Similarly, cat and grep is just a matter of path construction:

 1
 2
 3
 4
 5
 6
 7
 8
 9
10
11
12
13
14
cmd_memo_cat() {
    local row_id="${1}"
    [ -z "${row_id}" ] && fatal "cat <memo_uuid>"

    local memo_filepath="$(memo_make_filepath "${row_id}")"

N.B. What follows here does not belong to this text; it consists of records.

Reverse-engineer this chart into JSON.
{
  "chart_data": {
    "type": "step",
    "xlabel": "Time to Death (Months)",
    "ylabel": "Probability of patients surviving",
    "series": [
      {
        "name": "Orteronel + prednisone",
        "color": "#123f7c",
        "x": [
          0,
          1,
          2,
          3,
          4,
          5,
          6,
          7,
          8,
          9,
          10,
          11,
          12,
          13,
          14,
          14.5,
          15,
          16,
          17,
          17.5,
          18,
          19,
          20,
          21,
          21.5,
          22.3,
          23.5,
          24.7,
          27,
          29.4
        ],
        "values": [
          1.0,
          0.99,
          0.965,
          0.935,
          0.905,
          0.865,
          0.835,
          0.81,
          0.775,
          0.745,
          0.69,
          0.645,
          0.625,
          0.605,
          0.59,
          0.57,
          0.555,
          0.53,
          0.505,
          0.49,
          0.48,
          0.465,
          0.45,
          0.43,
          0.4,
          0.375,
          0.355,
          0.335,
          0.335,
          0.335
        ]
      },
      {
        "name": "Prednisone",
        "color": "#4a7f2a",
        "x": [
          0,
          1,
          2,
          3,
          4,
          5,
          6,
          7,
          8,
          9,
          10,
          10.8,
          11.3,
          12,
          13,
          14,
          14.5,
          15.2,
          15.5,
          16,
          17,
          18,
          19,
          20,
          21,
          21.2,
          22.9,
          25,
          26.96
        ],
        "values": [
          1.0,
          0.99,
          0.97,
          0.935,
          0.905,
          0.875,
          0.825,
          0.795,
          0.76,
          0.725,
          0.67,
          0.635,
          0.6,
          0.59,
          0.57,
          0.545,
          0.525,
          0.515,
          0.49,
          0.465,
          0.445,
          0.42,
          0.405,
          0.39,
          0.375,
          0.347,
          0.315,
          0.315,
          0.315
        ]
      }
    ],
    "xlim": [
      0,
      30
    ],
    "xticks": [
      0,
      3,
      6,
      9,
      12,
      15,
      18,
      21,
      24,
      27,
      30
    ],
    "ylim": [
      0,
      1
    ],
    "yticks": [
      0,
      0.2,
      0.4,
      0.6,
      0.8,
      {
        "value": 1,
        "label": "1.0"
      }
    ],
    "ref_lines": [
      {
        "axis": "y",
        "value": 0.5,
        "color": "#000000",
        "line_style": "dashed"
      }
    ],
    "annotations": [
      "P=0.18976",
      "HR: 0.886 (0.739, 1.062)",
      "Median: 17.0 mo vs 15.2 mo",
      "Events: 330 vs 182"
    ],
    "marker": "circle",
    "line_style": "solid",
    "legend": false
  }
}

    echo "Created: $(cat "${memo_filepath}"/timestamp.txt)"
    cat "${memo_filepath}"/body.txt
}

cmd_memo_grep() {
    local table="memos"
    grep -nrs "$1" "${DB_LOCATION}/${table}/"*/body.txt
}

list is slightly more complex as it allows for limiting output and basic sorting:

 1
 2
 3
 4
 5
 6
 7
 8
 9
10
11
12
13
14
15
16
17
cmd_memo_list() {
    local memo_dir="${DB_LOCATION}/memos"
    local is_ascending="${1:-0}"
    local list_limit="${2:-0}"

    local order_stmt=
    if [ "${is_ascending:+1}" -eq 1 ]; then
        order_stmt=" | tac"
    fi

    local limit_stmt=
    if [ "$list_limit" -gt 0 ]; then
        limit_stmt=" | head -n ${list_limit}"
    fi

    eval ls -1 -t "${memo_dir}" "$order_stmt" "$limit_stmt"
}

Why is this useful?

Continuing with a memo example, having data structured as a set of simple files allows for more tooling to be built on top of this simple note taking tool. Access is trivial, parsing is simple. Since the data is accessible from the terminal it’s easy to transform it to other format as well. This opens a lot of opportunities for further experimentation.